I was told that the results should be back in about 10 days to two weeks.

Hi a2dox. My test results were back within a week. The literature says four days I believe. Good luck with the results. Hope all signs are negative for ovca.

I agree, there does not appear to be much benefit for those of us who have already been diagnosed, had surgery, and chemo, but lets look to the future of our daughters and granddaughters, I have tested negative for the genetic markers, but truly believe that testing for all undiagnosed women that is accurate is an important part of battling OVC in the future and wish that my family already had this option. I will certainly talk about OvaSure to my friends and family and hopefully, with final test approval, it will become standard of care for every womens' annual OB/GYN checkups

I did get my results back today (within a week). I have a calculated risk index of 0.0 (and I do still have my ovaries at this point), so I'm hoping that the test is as accurate as they claim.

And I sincerely hope they come up with something for those who may have a recurrence (and have already had their ovaries removed).

For anyone considering the OVASure test, you may be interested in the article "FDA Questions LabCorp in Its Ovarian Cancer Test Service" at: http://www.oncologystat.com/home/news/FDA_Questions_LabCorp_on_its_Ovarian_ Cancer_Test_Service.html


A partial excerpt from that article is given below...

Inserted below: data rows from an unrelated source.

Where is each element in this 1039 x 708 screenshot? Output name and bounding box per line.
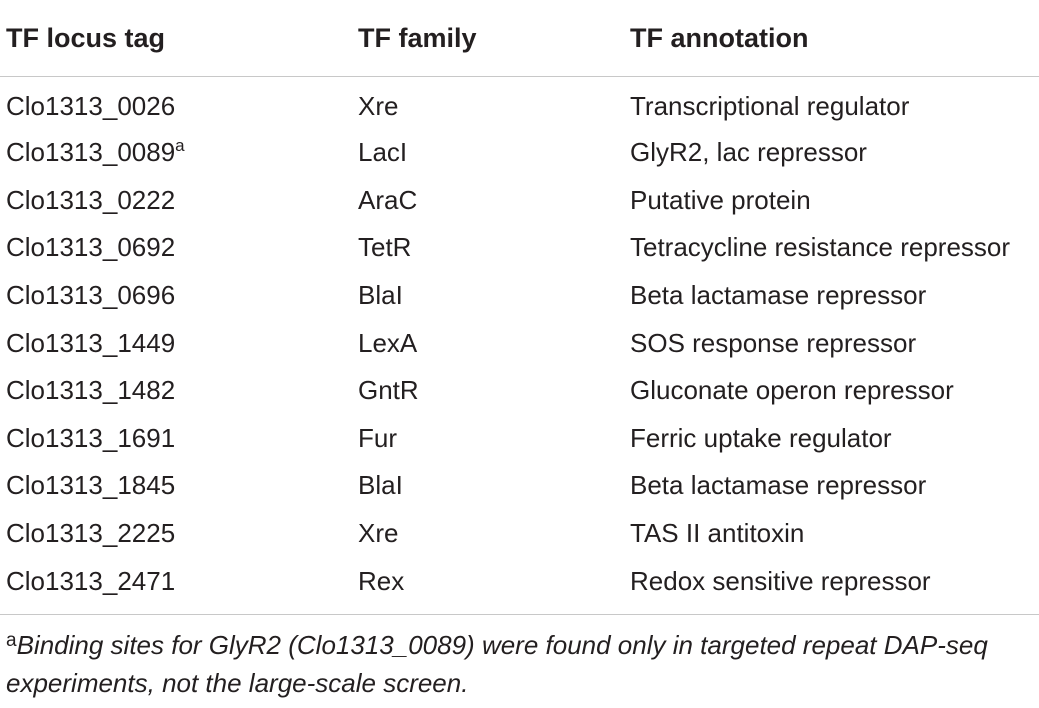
table-row: Clo1313_1449 LexA SOS response repressor: [0, 319, 1039, 367]
cell-annotation: Gluconate operon repressor: [630, 375, 954, 406]
cell-annotation: Ferric uptake regulator: [630, 422, 892, 453]
cell-annotation: Beta lactamase repressor: [630, 280, 927, 311]
locus-tag-text: Clo1313_1482: [6, 375, 176, 406]
cell-annotation: TAS II antitoxin: [630, 518, 805, 549]
locus-tag-text: Clo1313_1845: [6, 470, 176, 501]
tf-table-container: TF locus tag TF family TF annotation Clo…: [0, 0, 1039, 605]
header-annotation: TF annotation: [624, 0, 1039, 77]
locus-tag-text: Clo1313_2471: [6, 565, 176, 596]
cell-family: BlaI: [358, 280, 403, 311]
table-row: Clo1313_0089a LacI GlyR2, lac repressor: [0, 129, 1039, 177]
locus-tag-text: Clo1313_2225: [6, 518, 176, 549]
cell-locus-tag: Clo1313_2471: [0, 557, 352, 605]
locus-tag-text: Clo1313_0696: [6, 280, 176, 311]
cell-locus-tag: Clo1313_0089a: [0, 129, 352, 177]
table-row: Clo1313_2471 Rex Redox sensitive repressor: [0, 557, 1039, 605]
locus-tag-text: Clo1313_0026: [6, 90, 176, 121]
cell-annotation: Redox sensitive repressor: [630, 565, 931, 596]
cell-annotation: SOS response repressor: [630, 327, 917, 358]
tf-table: TF locus tag TF family TF annotation Clo…: [0, 0, 1039, 605]
footnote-marker: a: [175, 136, 185, 156]
cell-family: TetR: [358, 232, 412, 263]
locus-tag-text: Clo1313_0222: [6, 184, 176, 215]
table-header: TF locus tag TF family TF annotation: [0, 0, 1039, 77]
table-row: Clo1313_2225 Xre TAS II antitoxin: [0, 510, 1039, 558]
cell-family: Xre: [358, 90, 399, 121]
header-row: TF locus tag TF family TF annotation: [0, 0, 1039, 77]
footnote-text: Binding sites for GlyR2 (Clo1313_0089) w…: [6, 630, 988, 698]
cell-annotation: Transcriptional regulator: [630, 90, 910, 121]
cell-locus-tag: Clo1313_0692: [0, 224, 352, 272]
cell-locus-tag: Clo1313_2225: [0, 510, 352, 558]
table-row: Clo1313_1482 GntR Gluconate operon repress…: [0, 367, 1039, 415]
cell-locus-tag: Clo1313_1845: [0, 462, 352, 510]
locus-tag-text: Clo1313_0692: [6, 232, 176, 263]
table-body: Clo1313_0026 Xre Transcriptional regulator…: [0, 77, 1039, 605]
cell-family: AraC: [358, 184, 418, 215]
cell-family: GntR: [358, 375, 419, 406]
table-row: Clo1313_0026 Xre Transcriptional regulator: [0, 77, 1039, 130]
table-row: Clo1313_1691 Fur Ferric uptake regulator: [0, 415, 1039, 463]
table-row: Clo1313_0696 BlaI Beta lactamase repressor: [0, 272, 1039, 320]
cell-locus-tag: Clo1313_0696: [0, 272, 352, 320]
locus-tag-text: Clo1313_1691: [6, 422, 176, 453]
cell-family: BlaI: [358, 470, 403, 501]
table-row: Clo1313_1845 BlaI Beta lactamase repressor: [0, 462, 1039, 510]
table-row: Clo1313_0692 TetR Tetracycline resistance …: [0, 224, 1039, 272]
cell-locus-tag: Clo1313_0026: [0, 77, 352, 130]
cell-annotation: Putative protein: [630, 184, 811, 215]
cell-family: Fur: [358, 422, 397, 453]
table-bottom-rule: [0, 614, 1039, 615]
cell-family: Xre: [358, 518, 399, 549]
table-footnote: aBinding sites for GlyR2 (Clo1313_0089) …: [6, 626, 1034, 702]
cell-locus-tag: Clo1313_0222: [0, 177, 352, 225]
table-row: Clo1313_0222 AraC Putative protein: [0, 177, 1039, 225]
locus-tag-text: Clo1313_1449: [6, 327, 176, 358]
header-locus-tag: TF locus tag: [0, 0, 352, 77]
header-family: TF family: [352, 0, 624, 77]
cell-annotation: Tetracycline resistance repressor: [630, 232, 1011, 263]
cell-annotation: Beta lactamase repressor: [630, 470, 927, 501]
cell-family: LexA: [358, 327, 418, 358]
cell-locus-tag: Clo1313_1691: [0, 415, 352, 463]
footnote-mark: a: [6, 630, 17, 651]
cell-family: LacI: [358, 137, 408, 168]
cell-annotation: GlyR2, lac repressor: [630, 137, 867, 168]
locus-tag-text: Clo1313_0089: [6, 137, 176, 168]
cell-family: Rex: [358, 565, 405, 596]
cell-locus-tag: Clo1313_1482: [0, 367, 352, 415]
cell-locus-tag: Clo1313_1449: [0, 319, 352, 367]
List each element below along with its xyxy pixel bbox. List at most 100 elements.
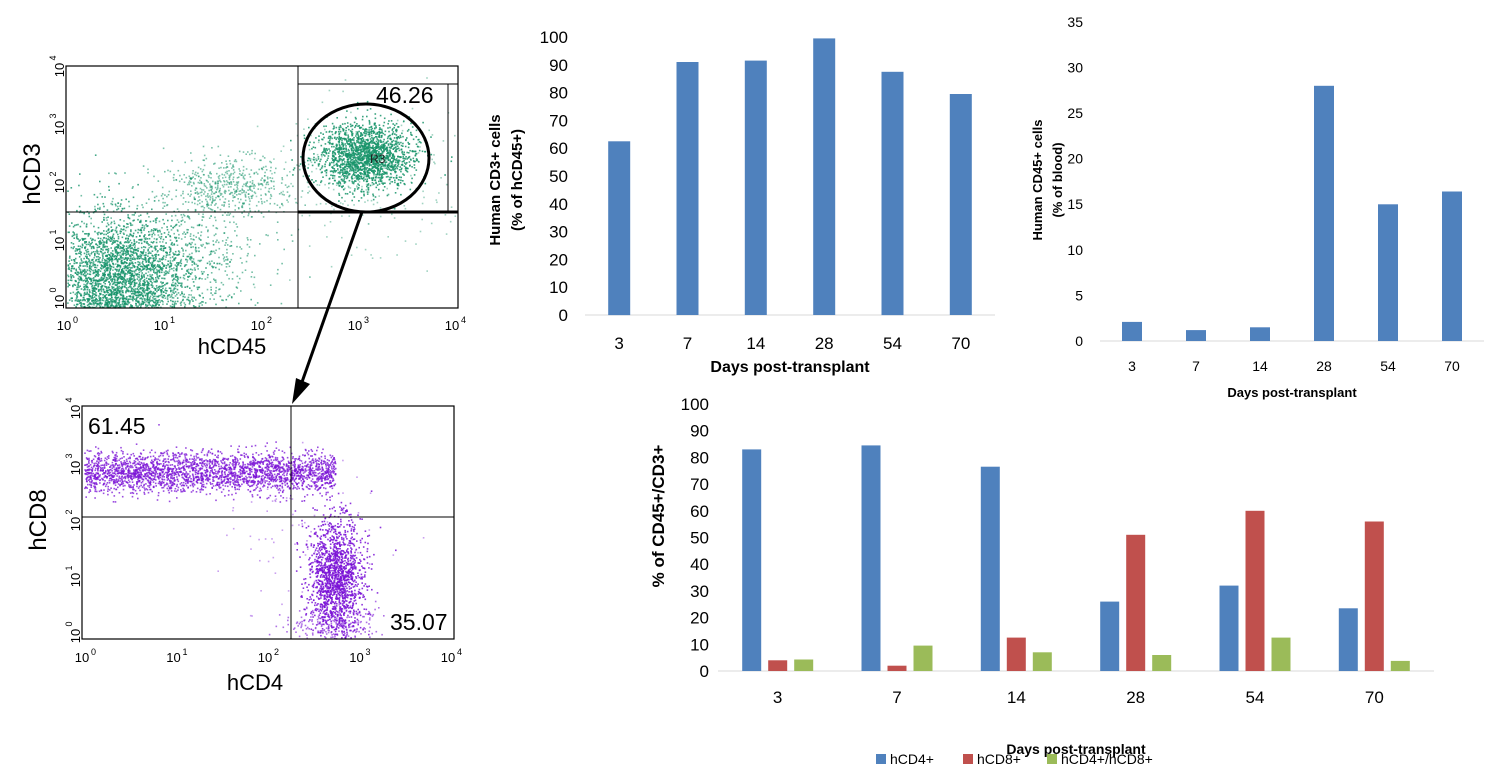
bar-hCD4+/hCD8+ [913,645,933,671]
y-tick-label: 10 [549,278,568,297]
y-tick-label: 10 [68,517,83,531]
x-tick-label: 70 [1444,358,1460,374]
y-tick-label: 60 [549,139,568,158]
y-tick-label: 40 [690,555,709,574]
flow-bottom-y-label: hCD8 [25,489,52,550]
x-tick-label: 54 [1380,358,1396,374]
r3-gate-circle [301,102,431,214]
y-tick-label: 90 [690,422,709,441]
y-tick-label: 50 [690,528,709,547]
chart-cd45-of-blood: 0 5 10 15 20 25 30 35 3 7 14 28 54 70 Days post-transp… [1030,14,1484,400]
flow-plot-cd8-cd4: 61.45 35.07 10 0 10 1 10 2 10 3 10 4 100101102103… [25,397,462,695]
bar [813,38,836,316]
y-tick-label: 70 [690,475,709,494]
y-tick-label: 100 [681,395,709,414]
bar-hCD4+ [1100,601,1120,671]
x-tick-label: 14 [1007,688,1026,707]
bar-hCD8+ [1126,534,1146,671]
flow-bottom-y-ticks: 10 0 10 1 10 2 10 3 10 4 [64,397,83,643]
bar [744,60,767,315]
gate-percentage: 46.26 [376,82,434,108]
y-tick-label: 90 [549,56,568,75]
y-tick-label: 10 [68,629,83,643]
bar [1442,191,1462,341]
x-tick-exponent: 2 [267,315,272,325]
flow-top-events [67,77,457,309]
y-tick-label: 50 [549,167,568,186]
x-tick-label: 54 [1246,688,1265,707]
x-tick-exponent: 0 [91,647,96,657]
x-tick-label: 70 [951,334,970,353]
y-tick-label: 0 [1075,333,1083,349]
x-tick-label: 10 [166,650,180,665]
y-tick-label: 20 [690,609,709,628]
x-tick-label: 10 [348,318,362,333]
y-tick-label: 10 [1067,242,1083,258]
x-tick-label: 10 [154,318,168,333]
bar-hCD4+ [742,449,762,671]
bar-hCD8+ [887,665,907,671]
y-tick-label: 35 [1067,14,1083,30]
x-tick-label: 3 [773,688,782,707]
y-tick-label: 10 [68,573,83,587]
legend-swatch-hCD4+ [876,754,886,764]
bar-hCD4+/hCD8+ [1390,660,1410,671]
y-tick-exponent: 0 [64,621,74,626]
y-tick-label: 0 [700,662,709,681]
y-tick-label: 80 [549,84,568,103]
y-tick-exponent: 4 [48,55,58,60]
y-tick-label: 100 [540,28,568,47]
y-tick-exponent: 4 [64,397,74,402]
x-tick-label: 10 [349,650,363,665]
flow-plot-cd3-cd45: R3 46.26 10 0 10 1 10 2 10 3 10 4 100101102103104… [19,55,466,359]
bar-hCD8+ [1245,510,1265,671]
x-axis-label: Days post-transplant [1227,385,1357,400]
y-tick-exponent: 1 [64,565,74,570]
bar [949,94,972,315]
y-axis-label-line1: Human CD45+ cells [1030,119,1045,240]
y-axis-label-line1: Human CD3+ cells [487,114,504,245]
bar [676,62,699,315]
bar-hCD8+ [1006,637,1026,671]
x-tick-label: 10 [258,650,272,665]
bar [881,71,904,316]
bar-hCD4+/hCD8+ [1032,652,1052,671]
legend-label-hCD4+: hCD4+ [890,751,934,767]
y-axis-label-line2: (% of blood) [1050,142,1065,217]
bar-hCD8+ [768,660,788,671]
x-tick-label: 10 [445,318,459,333]
x-tick-exponent: 1 [170,315,175,325]
x-tick-label: 7 [892,688,901,707]
region-label: R3 [370,152,386,166]
legend-swatch-hCD8+ [963,754,973,764]
x-tick-label: 10 [75,650,89,665]
x-tick-label: 10 [57,318,71,333]
y-tick-label: 10 [52,295,67,309]
bar [1186,330,1206,341]
x-axis-label: Days post-transplant [1006,741,1146,757]
flow-bottom-x-ticks: 10 0 10 1 10 2 10 3 10 4 [75,647,462,665]
chart-cd4-cd8-subsets: 0 10 20 30 40 50 60 70 80 90 100 3 7 14 28 54 70 Days pos… [649,395,1434,757]
flow-bottom-events [84,424,425,640]
y-tick-label: 30 [1067,59,1083,75]
bar-hCD4+ [1338,608,1358,671]
y-axis-label-line2: (% of hCD45+) [509,129,526,231]
bar-hCD4+/hCD8+ [1271,637,1291,671]
x-tick-label: 3 [614,334,623,353]
x-tick-label: 14 [746,334,765,353]
bar-hCD8+ [1364,521,1384,671]
bar-hCD4+ [1219,585,1239,671]
y-tick-exponent: 1 [48,229,58,234]
legend-label-hCD4+/hCD8+: hCD4+/hCD8+ [1061,751,1153,767]
bar-hCD4+ [861,445,881,671]
y-tick-label: 30 [549,223,568,242]
y-tick-label: 0 [559,306,568,325]
y-tick-label: 10 [690,635,709,654]
y-tick-label: 10 [68,461,83,475]
legend-label-hCD8+: hCD8+ [977,751,1021,767]
gate-arrow [292,211,364,404]
x-tick-label: 54 [883,334,902,353]
x-axis-label: Days post-transplant [710,359,870,376]
x-tick-exponent: 1 [183,647,188,657]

"Based on our review of your promotional materials and the research publication cited above, we believe you are offering a high risk test that has not received adequate clinical validation, and may harm the public health," writes Gutman to LabCorp CEO David P. King. "We would like to discuss with you your offer of this test, and any validation strategies you have undertaken...."

LabCorp says the test discriminates between disease-free women and stage I-IV ovarian cancer patients with a specificity of 99.4% and a sensitivity of 95.3%. But FDA suggests in the letter that those numbers are based solely on a study published by Yale researchers in February that compared results from women recently diagnosed with ovarian cancer to a control group of healthy women.

The data results from "two populations that are strongly clinically biased for being healthy and normal, and for having already experienced ovarian cancer," Gutman writes. "Based on the available information, we do not believe the scientific community would consider the reported study sufficient to establish performance characteristics of a test in 'high-risk women who might have ovarian cancer,' i.e., in a clinical setting, as claimed in your intended use and promotional materials."

I took the Ovasure blood test four days ago and have not received the results yet. My OB/GYN recommended that I take the test because I may fall into the high risk group of women with the BRCA2 gene. I'm having genetic counseling next week and I hear it takes about a month to get the results back.

Once I get results from the gene and Ovasure, I hope I'll have enough information to decide whether or not to have my ovaries removed.